Opportunities are laid before us every day. Many we ignore because our eyes are focused elsewhere. Others are impossible at that particular moment because of where we live, our families, our other choices. From the first decision we make as a child, each new road cuts off all the others. We move forward.
This meditation is sparked by a recent weekend in Pittsburgh. I found myself drawn to an alternate lifestyle, mysterious, rich and attractive: what I call the “Sex and the City” world. I don’t mean the bed-hopping, money-dropping glamour of the women on that TV program, but the luxury of being able to meet girlfriends at 5:30 for drinks, or a visit with your laptop to the coffee shop at 10 p.m. to compose something marvelous over a latte macchiato. Or being able to sleep undisturbed on a Sunday afternoon just because you have nothing pressing and you want to. Or dressing in a chic suit with matching accessories every day, looking fabulous from a routine at the upscale gym.
In our rural town, there isn’t much to do of an evening, so it isn’t a great sacrifice to stay home, tending to the family. But the city lights reveal a whole different level of civilization–and freedom–that other women enjoy.

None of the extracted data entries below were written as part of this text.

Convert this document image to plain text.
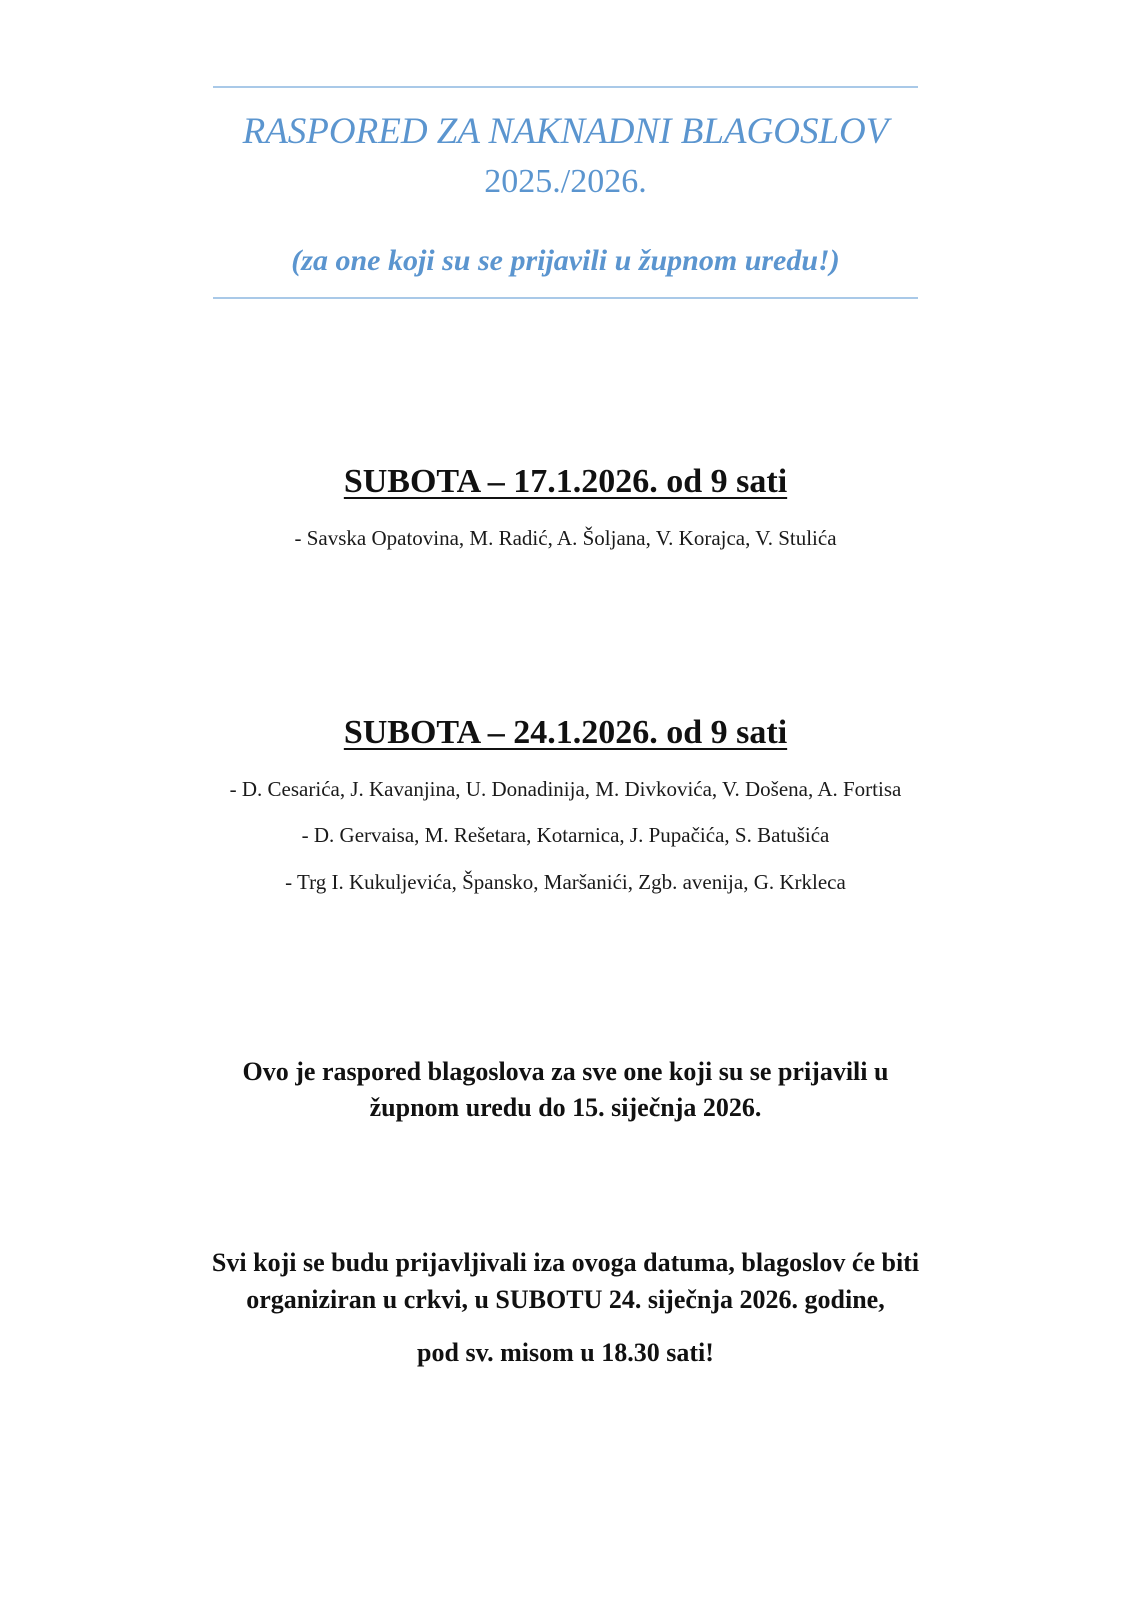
RASPORED ZA NAKNADNI BLAGOSLOV
2025./2026.
(za one koji su se prijavili u župnom uredu!)
SUBOTA – 17.1.2026. od 9 sati
- Savska Opatovina, M. Radić, A. Šoljana, V. Korajca, V. Stulića
SUBOTA – 24.1.2026. od 9 sati
- D. Cesarića, J. Kavanjina, U. Donadinija, M. Divkovića, V. Došena, A. Fortisa
- D. Gervaisa, M. Rešetara, Kotarnica, J. Pupačića, S. Batušića
- Trg I. Kukuljevića, Špansko, Maršanići, Zgb. avenija, G. Krkleca
Ovo je raspored blagoslova za sve one koji su se prijavili u
župnom uredu do 15. siječnja 2026.
Svi koji se budu prijavljivali iza ovoga datuma, blagoslov će biti
organiziran u crkvi, u SUBOTU 24. siječnja 2026. godine,
pod sv. misom u 18.30 sati!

It pained my heart. For a minute.
I suppose I could have that life, if I wanted to, leave the family and move to the city. Other women do that, when they’ve had enough. That’s not me, though. The time’s not right. I’ve taken on responsibilities for these children and this man that I intend to fulfill.
At nearly every moment in my life when the time would have been right to choose that exciting alternate lifestyle–and there have been many–I chose motherhood. With three birth-children, three adopted children, four step-children, even a couple of exchange students over the years, I’ve gotten good at it, the earlier ones unwitting preparation for the challenges of these last with special issues. I still have the occasional compulsion to take in more, working as I do now on the outskirts of the foster care system. But I think I’ve finally kicked that urge. I hope.

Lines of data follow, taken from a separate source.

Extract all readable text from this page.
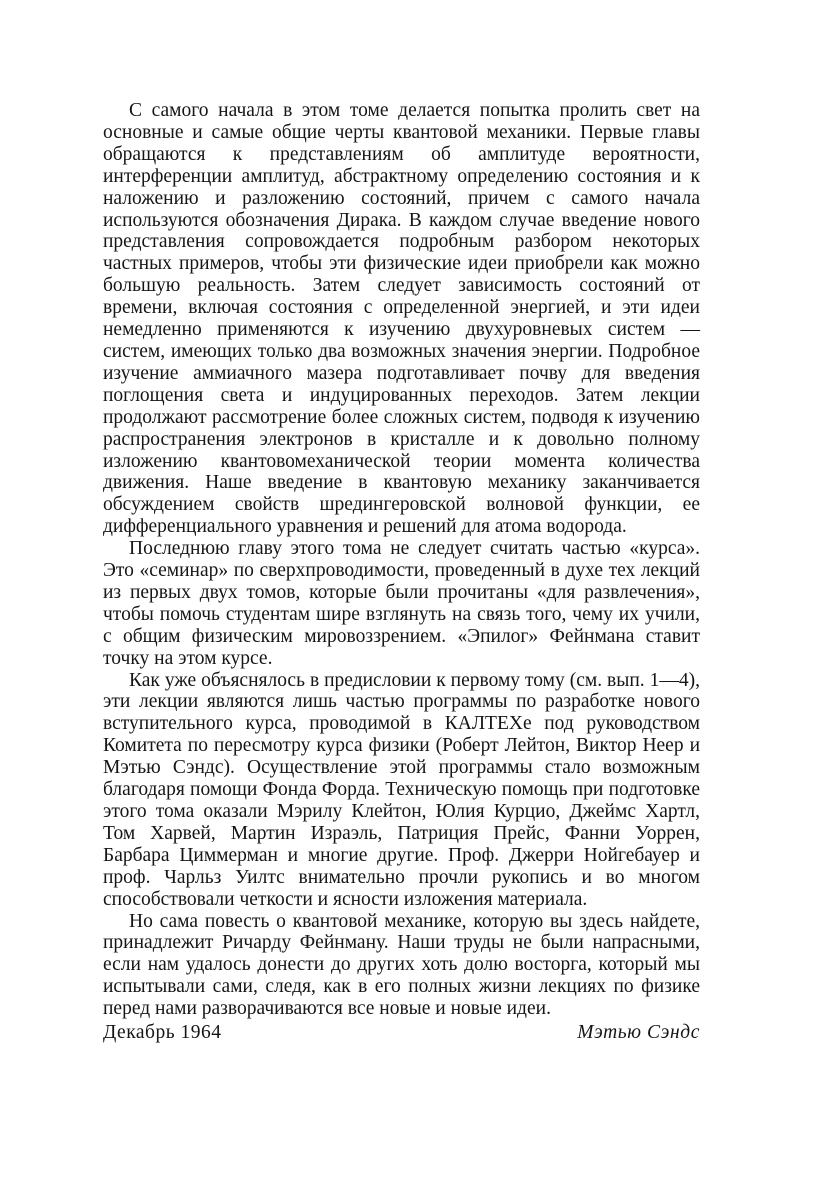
С самого начала в этом томе делается попытка пролить свет на основные и самые общие черты квантовой механики. Первые главы обращаются к представлениям об амплитуде вероятности, интерференции амплитуд, абстрактному определению состояния и к наложению и разложению состояний, причем с самого начала используются обозначения Дирака. В каждом случае введение нового представления сопровождается подробным разбором некоторых частных примеров, чтобы эти физические идеи приобрели как можно большую реальность. Затем следует зависимость состояний от времени, включая состояния с определенной энергией, и эти идеи немедленно применяются к изучению двухуровневых систем — систем, имеющих только два возможных значения энергии. Подробное изучение аммиачного мазера подготавливает почву для введения поглощения света и индуцированных переходов. Затем лекции продолжают рассмотрение более сложных систем, подводя к изучению распространения электронов в кристалле и к довольно полному изложению квантовомеханической теории момента количества движения. Наше введение в квантовую механику заканчивается обсуждением свойств шредингеровской волновой функции, ее дифференциального уравнения и решений для атома водорода.

Последнюю главу этого тома не следует считать частью «курса». Это «семинар» по сверхпроводимости, проведенный в духе тех лекций из первых двух томов, которые были прочитаны «для развлечения», чтобы помочь студентам шире взглянуть на связь того, чему их учили, с общим физическим мировоззрением. «Эпилог» Фейнмана ставит точку на этом курсе.

Как уже объяснялось в предисловии к первому тому (см. вып. 1—4), эти лекции являются лишь частью программы по разработке нового вступительного курса, проводимой в КАЛТЕХе под руководством Комитета по пересмотру курса физики (Роберт Лейтон, Виктор Неер и Мэтью Сэндс). Осуществление этой программы стало возможным благодаря помощи Фонда Форда. Техническую помощь при подготовке этого тома оказали Мэрилу Клейтон, Юлия Курцио, Джеймс Хартл, Том Харвей, Мартин Израэль, Патриция Прейс, Фанни Уоррен, Барбара Циммерман и многие другие. Проф. Джерри Нойгебауер и проф. Чарльз Уилтс внимательно прочли рукопись и во многом способствовали четкости и ясности изложения материала.

Но сама повесть о квантовой механике, которую вы здесь найдете, принадлежит Ричарду Фейнману. Наши труды не были напрасными, если нам удалось донести до других хоть долю восторга, который мы испытывали сами, следя, как в его полных жизни лекциях по физике перед нами разворачиваются все новые и новые идеи.

Декабрь 1964	Мэтью Сэндс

Stephen Covey, author of The Seven Habits of Highly Effective People, said, “Creating a warm, caring, supportive, encouraging environment is probably the most important thing you can do for your family.”

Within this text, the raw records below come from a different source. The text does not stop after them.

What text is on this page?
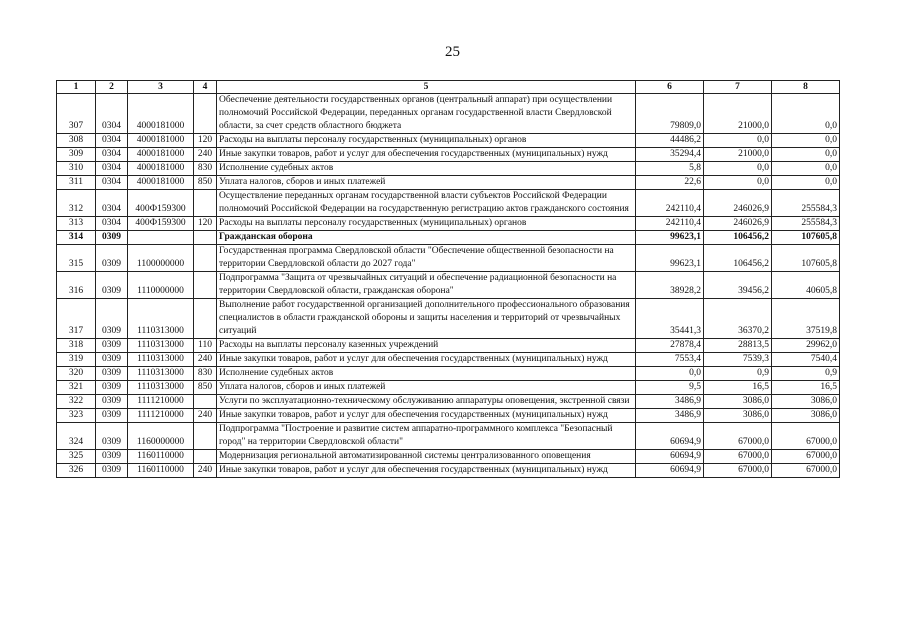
25
1	2	3	4	5	6	7	8
307	0304	4000181000		Обеспечение деятельности государственных органов (центральный аппарат) при осуществлении полномочий Российской Федерации, переданных органам государственной власти Свердловской области, за счет средств областного бюджета	79809,0	21000,0	0,0
308	0304	4000181000	120	Расходы на выплаты персоналу государственных (муниципальных) органов	44486,2	0,0	0,0
309	0304	4000181000	240	Иные закупки товаров, работ и услуг для обеспечения государственных (муниципальных) нужд	35294,4	21000,0	0,0
310	0304	4000181000	830	Исполнение судебных актов	5,8	0,0	0,0
311	0304	4000181000	850	Уплата налогов, сборов и иных платежей	22,6	0,0	0,0
312	0304	400Ф159300		Осуществление переданных органам государственной власти субъектов Российской Федерации полномочий Российской Федерации на государственную регистрацию актов гражданского состояния	242110,4	246026,9	255584,3
313	0304	400Ф159300	120	Расходы на выплаты персоналу государственных (муниципальных) органов	242110,4	246026,9	255584,3
314	0309			Гражданская оборона	99623,1	106456,2	107605,8
315	0309	1100000000		Государственная программа Свердловской области "Обеспечение общественной безопасности на территории Свердловской области до 2027 года"	99623,1	106456,2	107605,8
316	0309	1110000000		Подпрограмма "Защита от чрезвычайных ситуаций и обеспечение радиационной безопасности на территории Свердловской области, гражданская оборона"	38928,2	39456,2	40605,8
317	0309	1110313000		Выполнение работ государственной организацией дополнительного профессионального образования специалистов в области гражданской обороны и защиты населения и территорий от чрезвычайных ситуаций	35441,3	36370,2	37519,8
318	0309	1110313000	110	Расходы на выплаты персоналу казенных учреждений	27878,4	28813,5	29962,0
319	0309	1110313000	240	Иные закупки товаров, работ и услуг для обеспечения государственных (муниципальных) нужд	7553,4	7539,3	7540,4
320	0309	1110313000	830	Исполнение судебных актов	0,0	0,9	0,9
321	0309	1110313000	850	Уплата налогов, сборов и иных платежей	9,5	16,5	16,5
322	0309	1111210000		Услуги по эксплуатационно-техническому обслуживанию аппаратуры оповещения, экстренной связи	3486,9	3086,0	3086,0
323	0309	1111210000	240	Иные закупки товаров, работ и услуг для обеспечения государственных (муниципальных) нужд	3486,9	3086,0	3086,0
324	0309	1160000000		Подпрограмма "Построение и развитие систем аппаратно-программного комплекса "Безопасный город" на территории Свердловской области"	60694,9	67000,0	67000,0
325	0309	1160110000		Модернизация региональной автоматизированной системы централизованного оповещения	60694,9	67000,0	67000,0
326	0309	1160110000	240	Иные закупки товаров, работ и услуг для обеспечения государственных (муниципальных) нужд	60694,9	67000,0	67000,0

So the pretty city lights, the twilight tapas and wine, and the silk scarves go to other women in other lives. My life is spent with a husband and children who delight and confound me, who fill my days with unexpected complications and occasional joy. Perhaps that alternate existence awaits me next lifetime. I’d prefer to think I’ve succeeded brilliantly there already, my reward the fullness of THIS mother’s life.